Sylvie Boyer : Je suis enseignante-chercheuse à l’Unité mixte de recherche (UMR) 912 (Sciences économiques et sociales de la santé et traitement de l’information médicale – SESSTIM). Cette unité est soutenue par l’INSERM, l’IRD et l’université Aix-Marseille. J’ai d’abord mené des travaux sur les politiques et stratégies d’accès aux traitements du VIH en Afrique sub-saharienne dans le cadre de ma thèse, puis je me suis progressivement orientée vers l’évaluation des stratégies de lutte contre l’hépatite B en Afrique de l’Ouest. Ce champ était délaissé par rapport à la lutte contre le VIH ; les moyens alloués à la riposte contre les hépatites étaient en effet très réduits et les programmes nationaux de lutte contre ces infections se sont développés seulement récemment. Résultat : la lutte contre l’hépatite B accuse aujourd’hui un retard important sur le continent africain.

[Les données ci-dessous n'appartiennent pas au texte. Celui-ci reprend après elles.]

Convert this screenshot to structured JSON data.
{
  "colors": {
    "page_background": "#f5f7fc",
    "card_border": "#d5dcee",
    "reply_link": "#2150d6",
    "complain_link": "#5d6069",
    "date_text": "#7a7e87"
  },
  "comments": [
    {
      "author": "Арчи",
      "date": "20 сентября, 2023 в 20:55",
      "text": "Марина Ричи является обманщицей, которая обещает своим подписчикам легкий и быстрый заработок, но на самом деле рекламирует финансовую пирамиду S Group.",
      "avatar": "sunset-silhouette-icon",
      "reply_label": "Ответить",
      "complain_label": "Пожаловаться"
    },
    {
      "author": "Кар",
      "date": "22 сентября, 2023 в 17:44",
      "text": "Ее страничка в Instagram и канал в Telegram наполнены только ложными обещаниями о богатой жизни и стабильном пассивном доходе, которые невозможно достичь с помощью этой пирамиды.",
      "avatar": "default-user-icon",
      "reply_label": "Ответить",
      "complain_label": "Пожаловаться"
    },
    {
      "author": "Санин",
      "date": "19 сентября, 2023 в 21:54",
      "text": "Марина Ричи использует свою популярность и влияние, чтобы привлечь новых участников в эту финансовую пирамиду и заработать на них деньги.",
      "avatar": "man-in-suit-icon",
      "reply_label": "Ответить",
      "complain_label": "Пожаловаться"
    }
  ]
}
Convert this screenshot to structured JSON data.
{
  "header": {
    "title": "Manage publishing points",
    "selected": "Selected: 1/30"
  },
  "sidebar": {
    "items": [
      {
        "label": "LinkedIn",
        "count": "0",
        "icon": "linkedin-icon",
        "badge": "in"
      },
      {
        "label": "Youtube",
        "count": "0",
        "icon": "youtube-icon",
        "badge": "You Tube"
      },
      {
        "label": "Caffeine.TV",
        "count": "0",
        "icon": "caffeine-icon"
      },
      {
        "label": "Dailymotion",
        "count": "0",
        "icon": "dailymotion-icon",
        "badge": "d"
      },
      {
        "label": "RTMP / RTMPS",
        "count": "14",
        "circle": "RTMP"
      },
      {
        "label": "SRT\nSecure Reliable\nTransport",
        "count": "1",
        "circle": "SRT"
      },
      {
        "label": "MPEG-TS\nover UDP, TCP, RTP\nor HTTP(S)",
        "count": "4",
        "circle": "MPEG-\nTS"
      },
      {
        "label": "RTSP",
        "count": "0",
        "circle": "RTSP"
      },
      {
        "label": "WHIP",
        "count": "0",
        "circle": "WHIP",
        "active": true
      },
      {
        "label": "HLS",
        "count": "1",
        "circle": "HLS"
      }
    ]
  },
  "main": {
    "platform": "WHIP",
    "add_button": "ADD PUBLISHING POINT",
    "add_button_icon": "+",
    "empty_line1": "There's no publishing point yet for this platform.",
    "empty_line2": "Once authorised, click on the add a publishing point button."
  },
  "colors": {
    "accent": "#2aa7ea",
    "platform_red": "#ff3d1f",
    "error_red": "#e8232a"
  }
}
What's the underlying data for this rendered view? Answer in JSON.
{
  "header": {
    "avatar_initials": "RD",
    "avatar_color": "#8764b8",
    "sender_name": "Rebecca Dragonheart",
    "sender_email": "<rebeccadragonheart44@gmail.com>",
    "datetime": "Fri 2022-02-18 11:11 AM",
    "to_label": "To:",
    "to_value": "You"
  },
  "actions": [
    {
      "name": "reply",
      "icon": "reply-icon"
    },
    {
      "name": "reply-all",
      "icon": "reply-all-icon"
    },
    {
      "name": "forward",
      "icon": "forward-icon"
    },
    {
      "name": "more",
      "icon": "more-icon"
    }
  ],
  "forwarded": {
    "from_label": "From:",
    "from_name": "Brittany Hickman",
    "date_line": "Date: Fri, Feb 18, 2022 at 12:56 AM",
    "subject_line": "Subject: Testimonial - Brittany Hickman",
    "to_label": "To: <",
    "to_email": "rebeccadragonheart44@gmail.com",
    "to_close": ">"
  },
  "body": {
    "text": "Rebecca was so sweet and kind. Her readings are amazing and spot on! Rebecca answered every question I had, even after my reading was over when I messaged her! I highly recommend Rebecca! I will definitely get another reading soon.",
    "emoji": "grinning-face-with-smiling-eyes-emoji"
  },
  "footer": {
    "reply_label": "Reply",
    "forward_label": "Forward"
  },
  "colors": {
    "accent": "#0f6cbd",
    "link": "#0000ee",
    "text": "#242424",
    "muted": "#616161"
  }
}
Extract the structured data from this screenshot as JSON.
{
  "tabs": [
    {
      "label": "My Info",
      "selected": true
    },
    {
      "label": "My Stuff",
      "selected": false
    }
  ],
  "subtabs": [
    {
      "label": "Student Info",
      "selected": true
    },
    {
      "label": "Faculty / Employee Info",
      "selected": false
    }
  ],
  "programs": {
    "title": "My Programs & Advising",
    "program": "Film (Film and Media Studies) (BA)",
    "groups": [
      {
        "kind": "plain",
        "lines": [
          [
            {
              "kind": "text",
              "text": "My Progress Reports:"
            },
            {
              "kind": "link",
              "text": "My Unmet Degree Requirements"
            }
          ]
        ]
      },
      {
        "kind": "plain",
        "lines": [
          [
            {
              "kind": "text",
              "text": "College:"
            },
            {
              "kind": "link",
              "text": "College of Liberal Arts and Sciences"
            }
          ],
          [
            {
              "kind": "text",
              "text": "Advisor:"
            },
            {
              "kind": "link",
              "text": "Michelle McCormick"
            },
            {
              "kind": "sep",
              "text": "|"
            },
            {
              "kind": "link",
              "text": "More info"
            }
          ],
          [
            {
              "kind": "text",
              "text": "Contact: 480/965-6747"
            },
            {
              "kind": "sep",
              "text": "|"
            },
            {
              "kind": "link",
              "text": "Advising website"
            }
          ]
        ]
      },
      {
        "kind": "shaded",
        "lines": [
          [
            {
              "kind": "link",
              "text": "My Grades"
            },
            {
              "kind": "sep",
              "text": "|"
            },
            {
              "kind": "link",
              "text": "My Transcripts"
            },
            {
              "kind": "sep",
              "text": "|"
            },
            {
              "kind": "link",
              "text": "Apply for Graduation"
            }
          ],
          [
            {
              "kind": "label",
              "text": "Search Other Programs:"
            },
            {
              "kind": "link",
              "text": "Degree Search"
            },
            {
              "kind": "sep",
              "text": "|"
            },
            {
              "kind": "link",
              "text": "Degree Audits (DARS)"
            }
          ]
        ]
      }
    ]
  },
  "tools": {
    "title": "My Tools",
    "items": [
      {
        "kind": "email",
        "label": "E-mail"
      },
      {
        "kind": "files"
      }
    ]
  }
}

En 2016, j’ai mené un premier projet sur cette maladie virale au Sénégal, financé par l’ANRS-MIE, pour en évaluer le fardeau dans la population. À la suite de celui-ci, j’ai orienté mes travaux vers l’évaluation de nouvelles stratégies de lutte contre l’hépatite B dans deux domaines : la simplification de la prise en charge des adultes et la prévention de la transmission mère-enfant. Avec nos partenaires au Burkina Faso et en Gambie, nous avons réfléchi à un projet de recherche interventionnelle permettant d’intégrer le dépistage et la prise en charge de l’hépatite B, chez les femmes enceintes, aux services existants, en capitalisant sur l’expérience acquise avec le VIH et la syphilis. TRI-MOM a ainsi vu le jour afin de proposer l’expérimentation et l’évaluation d’une stratégie pilote de triple élimination de la transmission mère-enfant dans les deux pays d’intervention.

Quels sont les enjeux autour de la co-infection VIH, hépatite B et syphilis, en particulier chez les femmes enceintes ?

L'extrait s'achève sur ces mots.